I'll tell you that the product innovation each quarter is increasing in quantity over last year as we said it would, but in terms of percentage, it's just so highly competitive, and in terms of specific product launches that we haven't brought in yet, given how competitive it is, I'm sorry, I can't give you that now. I will just say that as you look at Wine Country, as a good example, you'll see that there's both product innovation on the durables, but also we're using lifestyle storytelling more in the Williams-Sonoma brand than we had before. It's something that we've learned how to do very well in our Pottery Barn brands and our West Elm brand, but really wrapping the seasonal layer around a theme that resonates with our customer. And so that, in addition to the product innovation, continues to strengthen through the back half of the year.

Operator

And we'll take our final question from Neely Tamminga with Piper Jaffray.
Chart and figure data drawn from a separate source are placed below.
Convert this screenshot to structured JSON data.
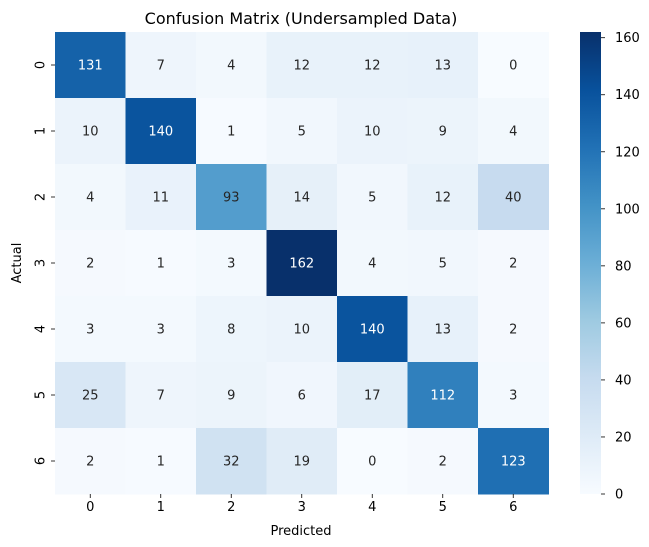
{
  "chart_data": {
    "type": "heatmap",
    "title": "Confusion Matrix (Undersampled Data)",
    "xlabel": "Predicted",
    "ylabel": "Actual",
    "x_categories": [
      "0",
      "1",
      "2",
      "3",
      "4",
      "5",
      "6"
    ],
    "y_categories": [
      "0",
      "1",
      "2",
      "3",
      "4",
      "5",
      "6"
    ],
    "values": [
      [
        131,
        7,
        4,
        12,
        12,
        13,
        0
      ],
      [
        10,
        140,
        1,
        5,
        10,
        9,
        4
      ],
      [
        4,
        11,
        93,
        14,
        5,
        12,
        40
      ],
      [
        2,
        1,
        3,
        162,
        4,
        5,
        2
      ],
      [
        3,
        3,
        8,
        10,
        140,
        13,
        2
      ],
      [
        25,
        7,
        9,
        6,
        17,
        112,
        3
      ],
      [
        2,
        1,
        32,
        19,
        0,
        2,
        123
      ]
    ],
    "colormap": "Blues",
    "color_range": [
      0,
      162
    ],
    "colorbar_ticks": [
      "0",
      "20",
      "40",
      "60",
      "80",
      "100",
      "120",
      "140",
      "160"
    ],
    "annotation_text_color_light": "#ffffff",
    "annotation_text_color_dark": "#262626"
  }
}
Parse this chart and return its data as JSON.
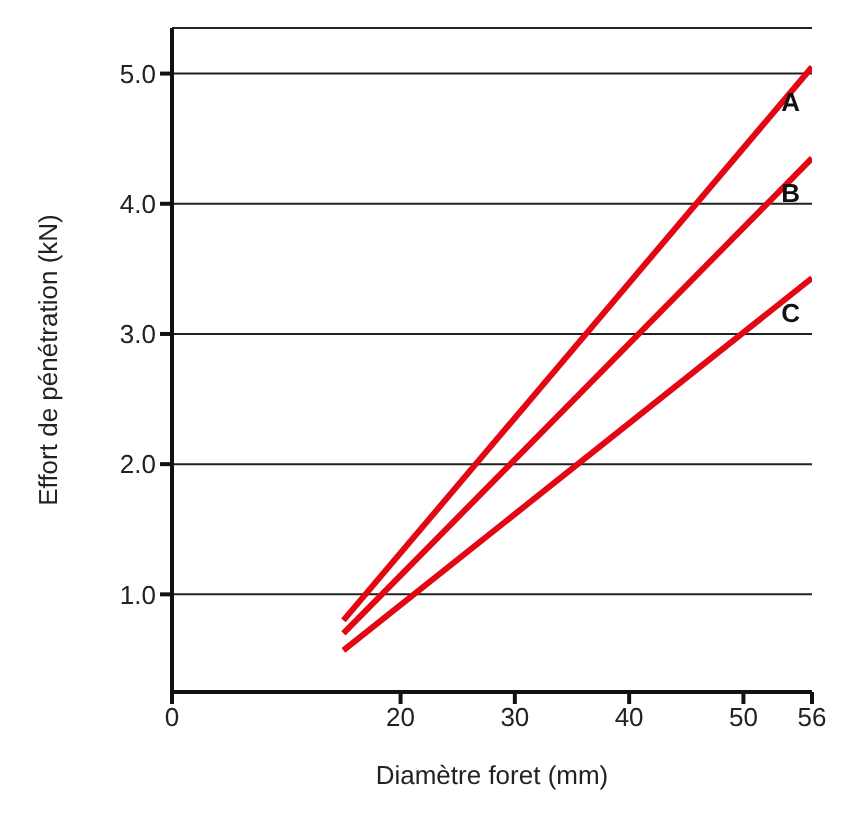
{
  "chart_data": {
    "type": "line",
    "xlabel": "Diamètre foret (mm)",
    "ylabel": "Effort de pénétration (kN)",
    "x": [
      15,
      56
    ],
    "xlim": [
      0,
      56
    ],
    "xticks": [
      0,
      20,
      30,
      40,
      50,
      56
    ],
    "ylim": [
      0.25,
      5.35
    ],
    "yticks": [
      {
        "value": 1,
        "label": "1.0"
      },
      {
        "value": 2,
        "label": "2.0"
      },
      {
        "value": 3,
        "label": "3.0"
      },
      {
        "value": 4,
        "label": "4.0"
      },
      {
        "value": 5,
        "label": "5.0"
      }
    ],
    "grid": "y",
    "legend": false,
    "marker": "none",
    "line_style": "solid",
    "series": [
      {
        "name": "A",
        "color": "#e30613",
        "values": [
          0.8,
          5.05
        ]
      },
      {
        "name": "B",
        "color": "#e30613",
        "values": [
          0.7,
          4.35
        ]
      },
      {
        "name": "C",
        "color": "#e30613",
        "values": [
          0.57,
          3.43
        ]
      }
    ]
  }
}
Neely J.N. Tamminga - Piper Jaffray Companies, Research Division

Laura, can we talk a little bit about West Elm? I would love to hear from your perspective. Clearly, this brand has been -- continue to exceed expectations. And it sounds like the social media footprint is obviously exceeding that at square footage footprint at this point in time. Just wondering how you feel about the ultimate size of this business especially as direct sounds like it's a significant portion of their overall sales maybe relative to some of your other brands. And just one little follow-up question for Pat. Would love to hear from you guys, as you drive towards customization, are you already at the point of being able to do dynamic pricing through targeted promos on the unique user level or you're still batching that out?

Laura J. Alber

Thank you. West Elm is such an exciting growth story. And across the country, we are seeing strong response to the brand's high design, its authenticity and the craft that it brings to the customers. We also have seen success in expansion, particularly in our furniture collections, you should see this fall the expanded sofa collection, and there's opportunities like that in other categories throughout West Elm. Another strength is our decorator palette, which is helping our customers refresh rooms each season with pillows, throws, decorative accessories and flooring. As for the ultimate size, we said $1 billion. Could it be bigger? Given the size of Pottery Barn, you would say yes. I think the question remains how many stores can you have in each market and what is the right amount, and that's -- we're going to continue to open these stores and measure carefully the impact on where we have multi-store markets and let that show us the way. But nice growth in both direct and in retail and in comp. There's still room for margin expansion in that brand, and we continue to push, as I've said, on expansion and category, dimensional size and in authentic design. Pat, do you want to answer?

Patrick J. Connolly

Sure. And Neely, thanks. We're very excited about the customization. I think the whole area of being able to identify so many of our customers when they come to the site. And remember, we're going to be able to identify customer from 1 of 500 million to 700 million visitors and serve a personalized content to them on the web page in 1/31,000 of a second second. So technically, that's a pretty big achievement. Not many -- we don't know of any other retailer who -- conventional retailer who's been able to do that. We don't change the price in the moment based on the customer who happen to come to the site. I mean we do promotions, and we do look at prices across the web on a regular basis and adjust ours to be competitive, but we're not looking at them in the moment and saying, okay, for one customer, it's going to be a different price than another, if that's what you meant by dynamic pricing.

Operator

And that concludes our question-and-answer session for today. I'll now turn the call back to Ms. Alber for any additional or closing remarks.

Laura J. Alber

Well, thank you all for joining us this afternoon. We really do appreciate your time and your continued support, and we will speak to you again next quarter.

Operator

Thank you, everyone. That does conclude our conference call for today. We thank you for your participation. You may now disconnect.